Overview

A Non-Comparative Study to Assess the Safety of MabThera (Rituximab) in Patients With Rheumatoid Arthritis.

Status:
Completed

Trial end date:
2008-12-01

Target enrollment:
0

Participant gender:
All

Summary

This single arm study will assess the safety of MabThera plus methotrexate in patients with rheumatoid arthritis who have had a lack of response to 1-5 DMARDs or biological agents.
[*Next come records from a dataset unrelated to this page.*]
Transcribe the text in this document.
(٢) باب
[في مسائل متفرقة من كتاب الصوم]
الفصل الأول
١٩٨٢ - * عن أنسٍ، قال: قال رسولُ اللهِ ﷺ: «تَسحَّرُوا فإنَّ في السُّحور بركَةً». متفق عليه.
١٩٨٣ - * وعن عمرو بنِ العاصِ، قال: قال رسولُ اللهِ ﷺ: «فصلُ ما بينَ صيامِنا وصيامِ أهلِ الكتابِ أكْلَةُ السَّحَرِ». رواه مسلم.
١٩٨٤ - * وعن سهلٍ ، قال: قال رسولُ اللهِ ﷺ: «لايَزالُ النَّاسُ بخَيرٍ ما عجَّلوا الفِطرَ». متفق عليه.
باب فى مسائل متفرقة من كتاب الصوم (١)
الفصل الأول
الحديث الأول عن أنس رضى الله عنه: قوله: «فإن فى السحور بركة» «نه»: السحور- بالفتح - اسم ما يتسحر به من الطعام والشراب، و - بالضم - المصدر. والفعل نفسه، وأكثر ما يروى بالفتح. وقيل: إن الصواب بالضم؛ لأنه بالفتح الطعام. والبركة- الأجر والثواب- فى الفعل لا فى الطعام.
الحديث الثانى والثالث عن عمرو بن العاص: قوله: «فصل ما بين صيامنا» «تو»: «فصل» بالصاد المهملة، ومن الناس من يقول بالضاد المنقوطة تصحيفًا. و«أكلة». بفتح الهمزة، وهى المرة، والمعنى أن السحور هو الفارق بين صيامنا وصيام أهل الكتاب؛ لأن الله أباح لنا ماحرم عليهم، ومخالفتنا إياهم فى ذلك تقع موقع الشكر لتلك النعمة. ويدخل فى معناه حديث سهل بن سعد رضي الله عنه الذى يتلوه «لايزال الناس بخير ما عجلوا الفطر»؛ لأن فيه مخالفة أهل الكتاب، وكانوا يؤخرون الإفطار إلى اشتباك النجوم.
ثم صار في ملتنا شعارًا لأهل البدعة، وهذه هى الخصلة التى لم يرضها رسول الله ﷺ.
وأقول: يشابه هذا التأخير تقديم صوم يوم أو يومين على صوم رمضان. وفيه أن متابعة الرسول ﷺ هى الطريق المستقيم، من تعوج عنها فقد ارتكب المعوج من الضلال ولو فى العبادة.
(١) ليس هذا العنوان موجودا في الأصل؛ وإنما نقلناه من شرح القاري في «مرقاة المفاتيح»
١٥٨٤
Patients will receive MabThera (1g i.v.) on days 1 and 15, concomitantly with methotrexate >=15mg p.o./week. The anticipated time on study treatment is 3-12 months, and the target sample size is 100-500 individuals.

Phase:

Phase 3

Accepts Healthy Volunteers?

Details

Lead Sponsor:

Hoffmann-La Roche

Treatments:

Methotrexate
Rituximab

Criteria

Inclusion Criteria:

- adult patients, >=18 years of age;

- rheumatoid arthritis >=6 months;

- lack of response to 1-5 DMARDs or biological agents;

- rheumatoid factor positive.

Exclusion Criteria:

- other chronic inflammatory articular disease or systemic rheumatic disease;

- joint or bone surgery during 8 weeks prior to randomization;

- previous treatment with any cell-depleting therapy.